2 Fair Meadow Egg Yolks
¼ c Shamrock Farms Heavy Whipping Cream
1 ½ c Milk
1 ⅓ c Shamrock Farms Buttermilk
½ c Shamrock Farms Sour Cream
1 c Sugar
¾ c Corn Syrup

Ridgeline Coffee Roasters Reserve (Prima Tazza blend)


  1. Combine the milk, cream, sour cream, sugar, corn syrup in a blender cup, blend until smooth.
  2. Place in a medium saucepan over medium-high heat. Cook until there are small bubble around the edge of the mixture.
  3. Meanwhile, seat a 6-cup container inside a larger bowl filled with ice and water. Place a fine-mesh strainer over the container. Whisk the egg yolks until smooth in a separate large, heatproof bowl (such as a metal mixing bowl).

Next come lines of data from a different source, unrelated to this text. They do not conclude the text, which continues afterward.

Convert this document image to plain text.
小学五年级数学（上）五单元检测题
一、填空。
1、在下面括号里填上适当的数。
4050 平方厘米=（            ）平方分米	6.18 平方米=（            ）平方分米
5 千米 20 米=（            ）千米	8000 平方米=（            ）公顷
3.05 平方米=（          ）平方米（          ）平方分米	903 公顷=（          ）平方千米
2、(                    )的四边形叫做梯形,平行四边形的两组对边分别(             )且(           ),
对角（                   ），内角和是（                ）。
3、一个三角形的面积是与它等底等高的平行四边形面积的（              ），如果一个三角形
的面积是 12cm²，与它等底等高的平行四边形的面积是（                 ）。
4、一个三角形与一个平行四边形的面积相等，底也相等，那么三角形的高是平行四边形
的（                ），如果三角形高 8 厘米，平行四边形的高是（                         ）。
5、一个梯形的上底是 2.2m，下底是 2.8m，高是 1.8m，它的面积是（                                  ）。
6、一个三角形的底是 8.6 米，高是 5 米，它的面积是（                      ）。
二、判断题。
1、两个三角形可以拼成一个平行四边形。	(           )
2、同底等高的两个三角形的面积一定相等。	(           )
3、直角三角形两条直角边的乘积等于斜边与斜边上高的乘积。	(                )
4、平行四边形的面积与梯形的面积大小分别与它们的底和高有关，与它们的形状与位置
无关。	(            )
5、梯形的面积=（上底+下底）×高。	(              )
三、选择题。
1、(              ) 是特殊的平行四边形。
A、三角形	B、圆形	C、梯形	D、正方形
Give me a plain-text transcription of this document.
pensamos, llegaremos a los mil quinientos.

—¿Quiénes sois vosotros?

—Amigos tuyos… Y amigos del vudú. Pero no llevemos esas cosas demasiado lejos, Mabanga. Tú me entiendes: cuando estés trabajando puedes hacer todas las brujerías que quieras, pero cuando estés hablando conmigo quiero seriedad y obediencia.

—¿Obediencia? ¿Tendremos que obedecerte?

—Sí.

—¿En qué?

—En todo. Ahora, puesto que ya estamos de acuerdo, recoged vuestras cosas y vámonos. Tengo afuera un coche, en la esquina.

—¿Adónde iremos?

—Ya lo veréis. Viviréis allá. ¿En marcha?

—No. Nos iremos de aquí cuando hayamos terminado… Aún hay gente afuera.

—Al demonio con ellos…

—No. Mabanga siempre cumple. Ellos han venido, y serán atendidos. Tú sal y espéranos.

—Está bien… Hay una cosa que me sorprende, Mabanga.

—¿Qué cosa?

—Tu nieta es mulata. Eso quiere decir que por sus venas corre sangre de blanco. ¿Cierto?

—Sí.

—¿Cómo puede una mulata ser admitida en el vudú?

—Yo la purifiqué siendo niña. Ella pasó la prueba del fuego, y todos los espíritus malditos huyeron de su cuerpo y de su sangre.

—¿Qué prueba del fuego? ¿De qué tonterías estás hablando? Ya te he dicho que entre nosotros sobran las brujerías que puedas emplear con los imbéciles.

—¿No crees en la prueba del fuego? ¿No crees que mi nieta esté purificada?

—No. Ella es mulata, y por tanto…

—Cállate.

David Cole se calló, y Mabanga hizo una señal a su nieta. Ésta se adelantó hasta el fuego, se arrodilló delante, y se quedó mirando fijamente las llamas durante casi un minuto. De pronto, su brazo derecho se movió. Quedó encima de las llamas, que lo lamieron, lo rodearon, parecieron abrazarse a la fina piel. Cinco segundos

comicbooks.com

  4. Gradually pour the mixture into the bowl with the egg yolks, whisking constantly as you work to form a gelato base that’s evenly blended. Immediately pour it through the fine-mesh strainer (into the container), using a ladle or spatula to push all of the liquid through. Discard the solids.
  5. Use a clean spatula to stir the gelato base until it has cooled to below room temperature. Once cool, fold the sour cream and the buttermilk stirring to incorporate. Cover and refrigerate for at least 2 hours (and up to 4 days).